Abstract

The impacts of invasive species are among the greatest threats to the persistence of native species and communities. Yet most work on rare plants has focused on issues such as habitat fragmentation and genetic diversity, while few studies have quantified the impacts of invasive plants on native ones or investigated the underlying mechanisms of those impacts. I used removal experiments to assess the effects of invasive grasses on the seedling and adult demography of an endangered California endemic, Oenothera deltoidesssp. howellii. Invasive plant removal significantly increased O. deltoides seedling recruitment, but had no effect on adult plants. Differences in seedling recruitment were primarily driven by greatly increased seedling emergence rates in removal plots, although there was also some evidence of higher seedling survivorship with invasives removal. Differences in habitat type strongly influenced both the effects of removal treatments and O. deltoides demography, with areas that support natural recruitment showing weaker treatment effects and higher overall recruitment, but lower adult survivorship, compared to those under restoration through planting.
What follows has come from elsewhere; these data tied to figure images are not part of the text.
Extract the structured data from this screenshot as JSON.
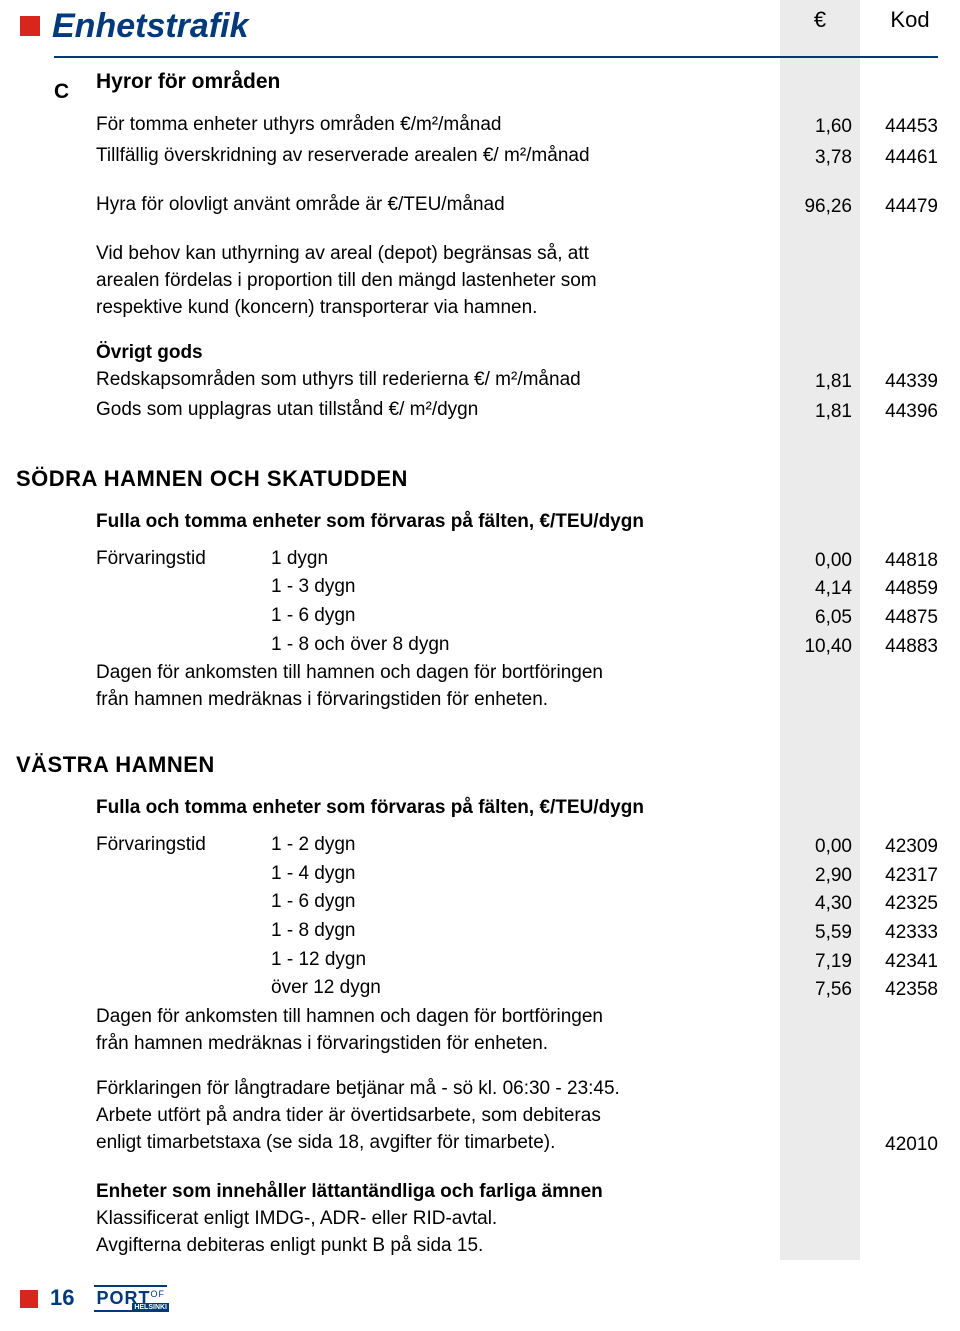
{
  "header": {
    "title": "Enhetstrafik",
    "euro_symbol": "€",
    "kod_label": "Kod"
  },
  "section_marker": "C",
  "section_title": "Hyror för områden",
  "rows1": [
    {
      "desc": "För tomma enheter uthyrs områden €/m²/månad",
      "euro": "1,60",
      "kod": "44453"
    },
    {
      "desc": "Tillfällig överskridning av reserverade arealen €/ m²/månad",
      "euro": "3,78",
      "kod": "44461"
    }
  ],
  "rows2": [
    {
      "desc": "Hyra för olovligt använt område är €/TEU/månad",
      "euro": "96,26",
      "kod": "44479"
    }
  ],
  "depot_note_l1": "Vid behov kan uthyrning av areal (depot) begränsas så, att",
  "depot_note_l2": "arealen fördelas i proportion till den mängd lastenheter som",
  "depot_note_l3": "respektive kund (koncern) transporterar via hamnen.",
  "ovrigt_title": "Övrigt gods",
  "rows3": [
    {
      "desc": "Redskapsområden som uthyrs till rederierna €/ m²/månad",
      "euro": "1,81",
      "kod": "44339"
    },
    {
      "desc": "Gods som upplagras utan tillstånd €/ m²/dygn",
      "euro": "1,81",
      "kod": "44396"
    }
  ],
  "sodra_heading": "SÖDRA HAMNEN OCH SKATUDDEN",
  "storage_title_sodra": "Fulla och tomma enheter som förvaras på fälten, €/TEU/dygn",
  "storage_label": "Förvaringstid",
  "sodra_rows": [
    {
      "period": "1 dygn",
      "euro": "0,00",
      "kod": "44818"
    },
    {
      "period": "1 - 3 dygn",
      "euro": "4,14",
      "kod": "44859"
    },
    {
      "period": "1 - 6 dygn",
      "euro": "6,05",
      "kod": "44875"
    },
    {
      "period": "1 - 8 och över 8 dygn",
      "euro": "10,40",
      "kod": "44883"
    }
  ],
  "day_note_l1": "Dagen för ankomsten till hamnen och dagen för bortföringen",
  "day_note_l2": "från hamnen medräknas i förvaringstiden för enheten.",
  "vastra_heading": "VÄSTRA HAMNEN",
  "storage_title_vastra": "Fulla och tomma enheter som förvaras på fälten, €/TEU/dygn",
  "vastra_rows": [
    {
      "period": "1 - 2 dygn",
      "euro": "0,00",
      "kod": "42309"
    },
    {
      "period": "1 - 4 dygn",
      "euro": "2,90",
      "kod": "42317"
    },
    {
      "period": "1 - 6 dygn",
      "euro": "4,30",
      "kod": "42325"
    },
    {
      "period": "1 - 8 dygn",
      "euro": "5,59",
      "kod": "42333"
    },
    {
      "period": "1 - 12 dygn",
      "euro": "7,19",
      "kod": "42341"
    },
    {
      "period": "över 12 dygn",
      "euro": "7,56",
      "kod": "42358"
    }
  ],
  "expl_l1": "Förklaringen för långtradare betjänar må - sö kl. 06:30 - 23:45.",
  "expl_l2": "Arbete utfört på andra tider är övertidsarbete, som debiteras",
  "expl_l3": "enligt timarbetstaxa (se sida 18, avgifter för timarbete).",
  "expl_kod": "42010",
  "hazard_title": "Enheter som innehåller lättantändliga och farliga ämnen",
  "hazard_l1": "Klassificerat enligt IMDG-, ADR- eller RID-avtal.",
  "hazard_l2": "Avgifterna debiteras enligt punkt B på sida 15.",
  "footer": {
    "page": "16",
    "logo_main": "PORT",
    "logo_of": "OF",
    "logo_sub": "HELSINKI"
  },
  "colors": {
    "accent_blue": "#003a7a",
    "accent_red": "#d9261c",
    "grey_col": "#ebebeb"
  }
}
These results indicate that inhibition of germination due to reduced soil disturbance, rather than resource competition, appears to be the strongest impact of invasive plants on this rare endemic. Although previous work has documented the importance of changed disturbance regimes in generating invasion impacts, invader effects on rare plants are generally presumed to result from resource competition. Studies like this one highlight the need for a greater emphasis on understanding the mechanisms by which invasive plants impact native ones, and the importance of such information in designing conservation and management strategies.